At the top of the blog, across the top, there are several tabs, including one labeled, "FAQ," frequently asked questions. At the FAQ page there is a Q/A regarding how soon an operator fracks a well after it has reached total depth (vertical depth + the horizontal). The original answer needed to be updated with pad drilling.

This is how I would answer the question now. 

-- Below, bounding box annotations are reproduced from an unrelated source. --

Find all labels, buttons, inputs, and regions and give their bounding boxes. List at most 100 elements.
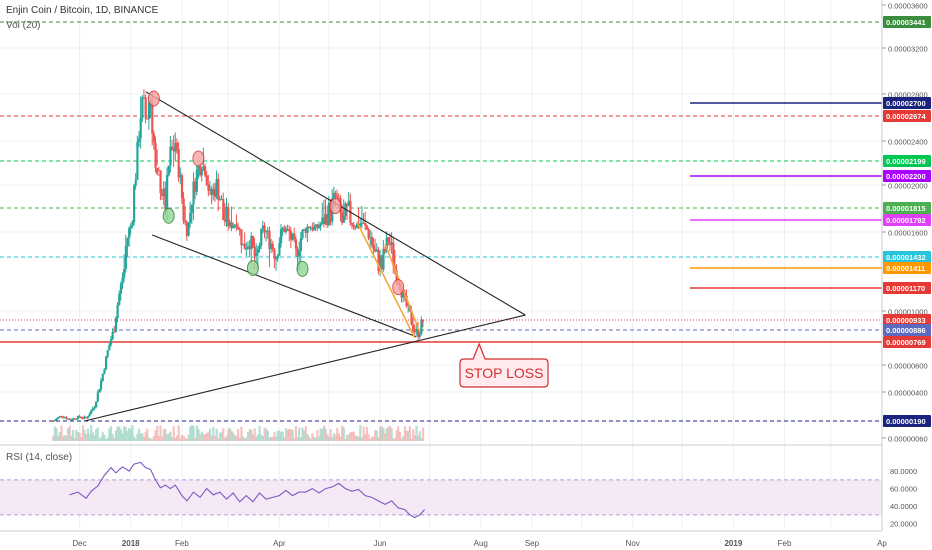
volume-bar bbox=[212, 426, 215, 441]
candle-body bbox=[161, 193, 164, 197]
volume-bar bbox=[326, 434, 329, 441]
candle-body bbox=[55, 418, 58, 421]
candle-body bbox=[85, 416, 88, 419]
candle-body bbox=[286, 229, 289, 231]
candle-body bbox=[76, 416, 80, 419]
candle-body bbox=[167, 165, 170, 175]
candle-body bbox=[233, 224, 236, 226]
marker-circle bbox=[192, 150, 205, 167]
candle-body bbox=[294, 239, 298, 249]
volume-bar bbox=[200, 431, 203, 441]
candle-body bbox=[384, 249, 387, 252]
volume-bar bbox=[230, 430, 233, 441]
volume-bar bbox=[301, 427, 304, 441]
volume-bar bbox=[62, 436, 65, 441]
volume-bar bbox=[364, 434, 367, 441]
volume-bar bbox=[418, 431, 421, 441]
volume-bar bbox=[81, 425, 85, 441]
volume-bar bbox=[119, 429, 123, 441]
candle-body bbox=[301, 229, 304, 239]
candle-body bbox=[370, 237, 373, 245]
volume-bar bbox=[352, 431, 355, 441]
volume-bar bbox=[309, 438, 312, 441]
candle-body bbox=[103, 369, 106, 374]
volume-bar bbox=[136, 433, 139, 441]
candle-body bbox=[309, 227, 312, 229]
volume-bar bbox=[65, 435, 68, 441]
volume-bar bbox=[85, 433, 88, 441]
volume-bar bbox=[349, 432, 352, 441]
volume-bar bbox=[184, 437, 187, 441]
volume-bar bbox=[113, 438, 116, 441]
volume-bar bbox=[243, 438, 246, 441]
volume-bar bbox=[144, 431, 147, 441]
volume-bar bbox=[360, 437, 364, 441]
volume-bar bbox=[392, 438, 395, 441]
candle-body bbox=[157, 174, 160, 176]
candle-body bbox=[380, 255, 383, 270]
candle-body bbox=[242, 243, 245, 246]
volume-bar bbox=[334, 434, 337, 441]
volume-bar bbox=[405, 430, 408, 441]
volume-bar bbox=[192, 426, 195, 441]
candle-body bbox=[96, 392, 99, 402]
candle-body bbox=[128, 228, 131, 239]
price-badge bbox=[883, 170, 931, 182]
candle-body bbox=[227, 206, 230, 227]
candle-body bbox=[261, 225, 265, 229]
candle-body bbox=[180, 175, 184, 199]
candle-body bbox=[139, 117, 142, 139]
volume-bar bbox=[337, 433, 340, 441]
candle-body bbox=[341, 212, 344, 223]
candle-body bbox=[78, 416, 81, 418]
candle-body bbox=[192, 181, 195, 205]
candle-body bbox=[276, 255, 279, 259]
volume-bar bbox=[410, 438, 413, 441]
candle-body bbox=[322, 217, 326, 225]
candle-body bbox=[95, 401, 98, 408]
volume-bar bbox=[53, 426, 56, 441]
candle-body bbox=[141, 97, 144, 118]
candle-body bbox=[144, 97, 147, 119]
candle-body bbox=[253, 246, 256, 257]
candle-body bbox=[245, 248, 248, 250]
volume-bar bbox=[213, 435, 217, 441]
drawings bbox=[84, 90, 526, 422]
candle-body bbox=[133, 185, 136, 223]
volume-bar bbox=[355, 436, 359, 441]
volume-bar bbox=[202, 434, 205, 441]
candle-body bbox=[220, 198, 223, 200]
candle-body bbox=[142, 97, 146, 99]
volume-bar bbox=[417, 435, 420, 441]
candle-body bbox=[395, 270, 398, 281]
volume-bar bbox=[397, 426, 400, 441]
candle-body bbox=[354, 226, 357, 229]
volume-bar bbox=[413, 435, 416, 441]
volume-bar bbox=[100, 436, 103, 441]
volume-bar bbox=[96, 427, 99, 441]
candle-body bbox=[185, 222, 189, 236]
volume-bar bbox=[332, 433, 336, 441]
x-tick-label: 2018 bbox=[122, 539, 140, 548]
candle-body bbox=[246, 246, 250, 249]
volume-bar bbox=[108, 428, 111, 441]
candle-body bbox=[299, 238, 302, 251]
candle-body bbox=[202, 166, 205, 171]
volume-bar bbox=[91, 432, 94, 441]
candle-body bbox=[83, 416, 86, 419]
volume-bar bbox=[152, 435, 156, 441]
volume-bar bbox=[156, 425, 159, 441]
candle-body bbox=[113, 331, 116, 333]
candle-body bbox=[109, 339, 113, 345]
x-tick-label: Sep bbox=[525, 539, 540, 548]
volume-bar bbox=[291, 430, 294, 441]
volume-bar bbox=[385, 428, 388, 441]
candle-body bbox=[271, 243, 274, 250]
candle-body bbox=[223, 220, 227, 222]
candle-body bbox=[62, 416, 65, 418]
volume-bar bbox=[367, 434, 370, 441]
volume-bar bbox=[303, 430, 306, 441]
price-badge-label: 0.00001170 bbox=[886, 284, 925, 293]
candle-body bbox=[388, 242, 392, 245]
volume-bar bbox=[164, 429, 167, 441]
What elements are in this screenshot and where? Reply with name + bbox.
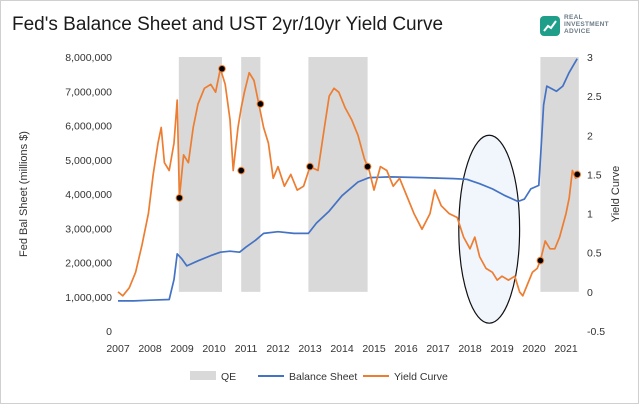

22. How soon does a company stimulate a well after completion of drilling?
Update, posted September 21, 2014: prior to pad drilling, fracking was subject to availability of frack spreads (to include personnel, equipment, and proppant), winter weather, and road restrictions, but that was about it. With pad drilling, everything has changed. Generally speaking the same pre-pad-drilling constraints still exist. But now, "operational constraints" come into play. Generally, operators will not frack a well that has reached total depth (vertical plus horizontal) on a given pad until all wells on that pad have reached total depth. The first-best example might have been CLR's 14-well Atlanta pad in Baker oil field southwest of Williston in 2013 - 2014 time period. That pad was watched closely, and it seemed to take forever to get the wells on that pad completed/fracked. It may have been a full 18 months from the time the first well was spud on that well until the 14th well was fracked.
Original: This varies. Buried deep in this site (that link is broken, unfortunately) one learns that EOG spudded a well on January 19, 2009, but did not plan to fracture stimulate it until July, 2009. EOG does not frack wells between November and March. [Update: I believe this was based on a comment from an EOG earnings transcript back in 2009; since things things may have changed.]  I assume that most wells are ideally fractured within a month of when drilling is completed but I do not know. However, due to the increased number of rigs in North Dakota and the increased pace of drilling, fracking has become the bottleneck to completing a well. In early 2010, a wait of six months was being reported to have a fracking crew in place after the well had been drilled. Halliburton announced in early 2010 that is fracking crews would now be working 24 hours/day to try to minimize the backlog.
EOG talked about this in August, 2014:
  • pad completions 
    • a lot of offset wells are taken off-line
    • wells take longer to flow back as new wells are brought on-line
    • production growth can be lumpy rather than linear

2 comments:

  1. There is no K in FRAC. You might want to re- check the facts on EOG between nov. and march.
    Great site keep up the good work!